MINEWS, JAKARTA – Menteri Agama Lukman Hakim Saifuddin membantah menerima gratifikasi Rp 70 juta dari mantan Kakanwil Kemenag Jawa Timur Haris Hasanuddin. Komisi Pemberantasan Korupsi (KPK) pun langsung angkat bicara terkait hal tersebut.

“Kalau bantahan sering kita dengar, banyak pihak yang pernah ditangani KPK baik tersangka ataupun saksi itu kadang-kadang membantah keterangan-keterangan, silakan saja,” kata Juru Bicara KPK Febri Diansyah di Jakarta, Selasa 11 Juni 2019.

Sebelumnya, Lukman menjelaskan, saat melakukan kunjungan kerja ke Surabaya, tanggal 1 Maret 2019, dirinya maupun ajudan dan petugas protokol yang mendampingi, tidak pernah menerima pemberian dalam bentuk apapun dari Haris. “Apalagi pemberian berupa uang,” kata Lukman.

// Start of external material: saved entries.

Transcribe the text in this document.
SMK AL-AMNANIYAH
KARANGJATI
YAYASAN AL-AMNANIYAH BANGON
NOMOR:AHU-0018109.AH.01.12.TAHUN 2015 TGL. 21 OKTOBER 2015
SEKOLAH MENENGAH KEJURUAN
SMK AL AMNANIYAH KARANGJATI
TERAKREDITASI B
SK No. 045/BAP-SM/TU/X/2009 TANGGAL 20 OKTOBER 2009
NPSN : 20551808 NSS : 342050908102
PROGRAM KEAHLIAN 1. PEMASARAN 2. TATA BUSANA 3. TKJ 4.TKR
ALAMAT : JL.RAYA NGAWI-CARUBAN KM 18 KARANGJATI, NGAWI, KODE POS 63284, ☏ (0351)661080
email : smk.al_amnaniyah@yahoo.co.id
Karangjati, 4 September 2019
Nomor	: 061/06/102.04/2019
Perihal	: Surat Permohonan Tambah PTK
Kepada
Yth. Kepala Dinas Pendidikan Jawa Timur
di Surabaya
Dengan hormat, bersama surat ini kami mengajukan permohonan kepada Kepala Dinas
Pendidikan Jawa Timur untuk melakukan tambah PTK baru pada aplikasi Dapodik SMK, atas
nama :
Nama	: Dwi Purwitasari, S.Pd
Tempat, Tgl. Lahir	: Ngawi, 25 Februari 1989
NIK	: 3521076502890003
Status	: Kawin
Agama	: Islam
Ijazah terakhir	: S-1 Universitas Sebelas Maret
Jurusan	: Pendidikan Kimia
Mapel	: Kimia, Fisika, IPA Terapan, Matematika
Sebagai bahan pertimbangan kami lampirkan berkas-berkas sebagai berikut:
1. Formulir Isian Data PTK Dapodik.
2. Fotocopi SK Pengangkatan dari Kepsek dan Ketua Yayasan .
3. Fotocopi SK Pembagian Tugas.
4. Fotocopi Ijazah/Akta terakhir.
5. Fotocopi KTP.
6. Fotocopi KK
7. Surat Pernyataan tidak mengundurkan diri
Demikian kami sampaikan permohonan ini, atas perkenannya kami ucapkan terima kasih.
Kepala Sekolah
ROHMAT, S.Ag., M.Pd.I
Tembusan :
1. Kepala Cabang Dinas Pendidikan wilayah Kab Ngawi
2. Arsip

Namun, Febri menyatakan bahwa lembaganya telah mempunyai informasi yang dipandang cukup sampai kemudian Jaksa Penuntut Umum (JPU) KPK menuangkan ke dalam dakwaan dan menyebut siapa saja pihak-pihak yang terkait dengan perkara tersebut.

“Yang pasti tentu kami sudah punya informasi yang kami pandang cukup sampai kemudian JPU menuangkan itu ke dalam dakwaan. Dalam dakwaan kami sudah susun sedemikian rupa dan sebut siapa saja pihak-pihak yang terkait di sana nanti satu persatu akan dibuktikan dalam proses persidangan,” ucap Febri.

Ia menyatakan terbuka kemungkinan Menag juga akan dipanggil dalam proses persidangan di Pengadilan Tindak Pidana Korupsi Jakarta dengan terdakwa Kepala Kantor Kemenag Kabupaten Gresik Muhammad Muafaq Wirahadi dan Haris Hasanuddin tersebut.

“Menag juga akan dihadirkan sebagai saksi, atau pihak-pihak lain atau bukti-bukti lain di mana KPK bisa menyimpulkan ada dugaan penerimaan uang. Ini tentu juga akan dihadirkan di persidangan,” kata Febri.

Selain itu, ia juga menyatakan uang yang ditemukan di laci meja kerja Menag juga bisa saja menjadi bagian dari proses pembuktian di persidangan.

“Sejauh ini semua benda yang disita termasuk uang yang kami temukan di laci meja kerja Menag pada saat itu tentu diduga terkait dengan pokok perkara atau penangananan perkara ini. Bisa saja  nanti itu bagian dari proses pembuktian, apakah akan ada pengembangan atau tidak, itu lain hal. Nanti kita lihat di proses persidangan,” katanya.

KPK sebelumnya telah menggeledah ruang kerja Menag di gedung Kemenag Jakarta pada Senin 18 Maret lalu, dan menyita uang senilai Rp180 juta dan 30 ribu dolar AS.